L’ergonomie, nouvelle pédagogie de la formation ?
Publié le : mar 31 mars 2026Views: 77

Publié dans : Méthodes et organisation

L’histoire de la formation professionnelle s’est construite autour de la transmission. L’attention a été portée sur la qualité du savoir à transmettre plutôt que sur les conditions concrètes dans lesquelles l’apprenant allait apprendre. L’ergonomie propose une perspective différente, elle s’intéresse non seulement au contenu, mais aussi à l’activité réelle de l’apprenant confronté à ce dispositif. L’ergonomie a plus de 100 ans d’expertise, il n’est pas étonnant que son regard intéresse le monde de la formation. Que faire de cet outil dans un moment disruptif ? S’agit-il d’en faire le nouveau veau d’or de la formation ou d’une nième perspective sur le sujet ? Et d’un point de vue, plus opérationnelle, qu’est-ce que l’entreprise peut faire de cet outil qui a une promesse produit alléchant : remettre la formation au cœur de la réalité terrain ? Que faut-il en penser ?
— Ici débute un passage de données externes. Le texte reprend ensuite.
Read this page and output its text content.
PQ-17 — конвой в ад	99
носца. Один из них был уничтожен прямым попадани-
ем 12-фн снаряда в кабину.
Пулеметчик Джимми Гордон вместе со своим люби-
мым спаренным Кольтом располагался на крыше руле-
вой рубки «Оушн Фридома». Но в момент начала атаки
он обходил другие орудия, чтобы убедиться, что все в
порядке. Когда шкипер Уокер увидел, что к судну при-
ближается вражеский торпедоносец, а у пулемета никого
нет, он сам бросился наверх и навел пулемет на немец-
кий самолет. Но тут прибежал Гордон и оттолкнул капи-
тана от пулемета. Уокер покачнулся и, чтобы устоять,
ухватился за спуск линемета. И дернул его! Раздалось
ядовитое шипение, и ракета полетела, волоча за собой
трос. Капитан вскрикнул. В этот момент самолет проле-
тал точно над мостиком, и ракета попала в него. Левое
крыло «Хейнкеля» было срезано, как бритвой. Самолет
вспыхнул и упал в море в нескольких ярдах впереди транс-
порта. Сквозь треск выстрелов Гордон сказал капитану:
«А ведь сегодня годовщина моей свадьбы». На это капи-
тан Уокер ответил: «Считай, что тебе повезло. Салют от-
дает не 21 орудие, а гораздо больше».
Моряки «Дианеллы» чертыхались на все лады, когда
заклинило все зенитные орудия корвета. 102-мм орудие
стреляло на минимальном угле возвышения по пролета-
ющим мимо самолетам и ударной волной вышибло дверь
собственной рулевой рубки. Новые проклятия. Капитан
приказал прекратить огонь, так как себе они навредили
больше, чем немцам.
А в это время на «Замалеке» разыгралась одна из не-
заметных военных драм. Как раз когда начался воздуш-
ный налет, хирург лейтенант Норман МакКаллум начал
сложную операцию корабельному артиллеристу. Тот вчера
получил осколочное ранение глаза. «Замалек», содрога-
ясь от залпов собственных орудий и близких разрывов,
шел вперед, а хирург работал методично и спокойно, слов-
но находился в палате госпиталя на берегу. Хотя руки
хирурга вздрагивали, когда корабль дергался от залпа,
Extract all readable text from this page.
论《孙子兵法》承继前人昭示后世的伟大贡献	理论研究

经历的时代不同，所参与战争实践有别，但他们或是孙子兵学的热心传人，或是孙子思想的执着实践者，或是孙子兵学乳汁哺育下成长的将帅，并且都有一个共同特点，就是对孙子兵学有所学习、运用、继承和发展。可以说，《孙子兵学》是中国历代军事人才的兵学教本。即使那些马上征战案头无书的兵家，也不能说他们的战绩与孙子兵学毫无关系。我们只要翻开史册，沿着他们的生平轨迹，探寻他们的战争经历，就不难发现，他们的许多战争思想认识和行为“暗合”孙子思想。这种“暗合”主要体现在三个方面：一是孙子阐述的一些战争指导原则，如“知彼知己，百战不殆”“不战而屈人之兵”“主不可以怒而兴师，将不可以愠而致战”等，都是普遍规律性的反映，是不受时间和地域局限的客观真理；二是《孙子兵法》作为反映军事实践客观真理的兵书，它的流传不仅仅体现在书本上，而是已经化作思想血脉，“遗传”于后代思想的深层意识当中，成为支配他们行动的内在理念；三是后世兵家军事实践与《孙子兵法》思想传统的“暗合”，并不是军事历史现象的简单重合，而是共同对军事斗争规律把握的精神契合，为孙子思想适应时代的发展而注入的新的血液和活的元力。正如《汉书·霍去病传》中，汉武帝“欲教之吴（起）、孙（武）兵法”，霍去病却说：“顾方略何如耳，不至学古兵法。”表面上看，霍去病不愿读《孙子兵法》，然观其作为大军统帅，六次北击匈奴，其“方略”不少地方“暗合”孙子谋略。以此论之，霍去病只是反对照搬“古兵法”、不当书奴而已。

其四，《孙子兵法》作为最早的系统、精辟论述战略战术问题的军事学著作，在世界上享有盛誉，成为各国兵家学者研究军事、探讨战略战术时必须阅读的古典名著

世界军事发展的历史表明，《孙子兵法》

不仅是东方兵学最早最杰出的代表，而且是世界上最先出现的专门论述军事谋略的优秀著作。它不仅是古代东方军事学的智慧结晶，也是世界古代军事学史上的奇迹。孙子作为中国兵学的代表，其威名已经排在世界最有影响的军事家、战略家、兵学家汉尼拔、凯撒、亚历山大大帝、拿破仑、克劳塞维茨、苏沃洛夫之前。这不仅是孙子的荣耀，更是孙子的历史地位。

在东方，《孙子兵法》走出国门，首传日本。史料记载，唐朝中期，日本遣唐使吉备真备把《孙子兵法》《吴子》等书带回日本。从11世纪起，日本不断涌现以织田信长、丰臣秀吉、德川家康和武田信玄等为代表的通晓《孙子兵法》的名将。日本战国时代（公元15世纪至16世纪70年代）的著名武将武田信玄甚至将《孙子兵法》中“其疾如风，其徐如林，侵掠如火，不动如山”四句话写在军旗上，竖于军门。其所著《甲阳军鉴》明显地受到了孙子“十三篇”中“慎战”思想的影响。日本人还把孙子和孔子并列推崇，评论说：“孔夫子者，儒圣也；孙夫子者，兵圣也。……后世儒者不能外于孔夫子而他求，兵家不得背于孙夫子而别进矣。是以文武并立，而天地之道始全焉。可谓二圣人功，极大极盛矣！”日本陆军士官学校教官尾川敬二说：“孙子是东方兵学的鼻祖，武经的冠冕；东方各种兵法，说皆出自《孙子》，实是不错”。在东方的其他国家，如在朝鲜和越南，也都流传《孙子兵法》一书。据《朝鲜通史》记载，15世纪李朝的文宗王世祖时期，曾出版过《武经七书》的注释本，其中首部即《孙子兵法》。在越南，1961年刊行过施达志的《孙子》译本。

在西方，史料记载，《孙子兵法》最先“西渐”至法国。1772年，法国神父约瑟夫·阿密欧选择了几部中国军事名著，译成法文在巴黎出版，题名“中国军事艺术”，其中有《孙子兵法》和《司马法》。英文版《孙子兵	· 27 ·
L’ergonomie de la formation

L’ergonomie de la formation a suivi la même histoire en commençant par une ergonomie de l’offre. Le modèle met l’accent sur la structuration du contenu, de la tâche prescrite. L’ergonomie est souvent réduite à la fluidité et la friction pour réduire les obstacles à l’apprendre. Le travail de l’ergonome est de fluidifier l’accès à l’information en supprimant au maximum la « charge extrinsèque » qui nécessite un effort cognitif plus important avec des interfaces confuses, des informations redondantes ou une navigation complexe. Une bonne ergonomie est une ergonomie qui organise l’information en fonction de l’importance pédagogique des messages.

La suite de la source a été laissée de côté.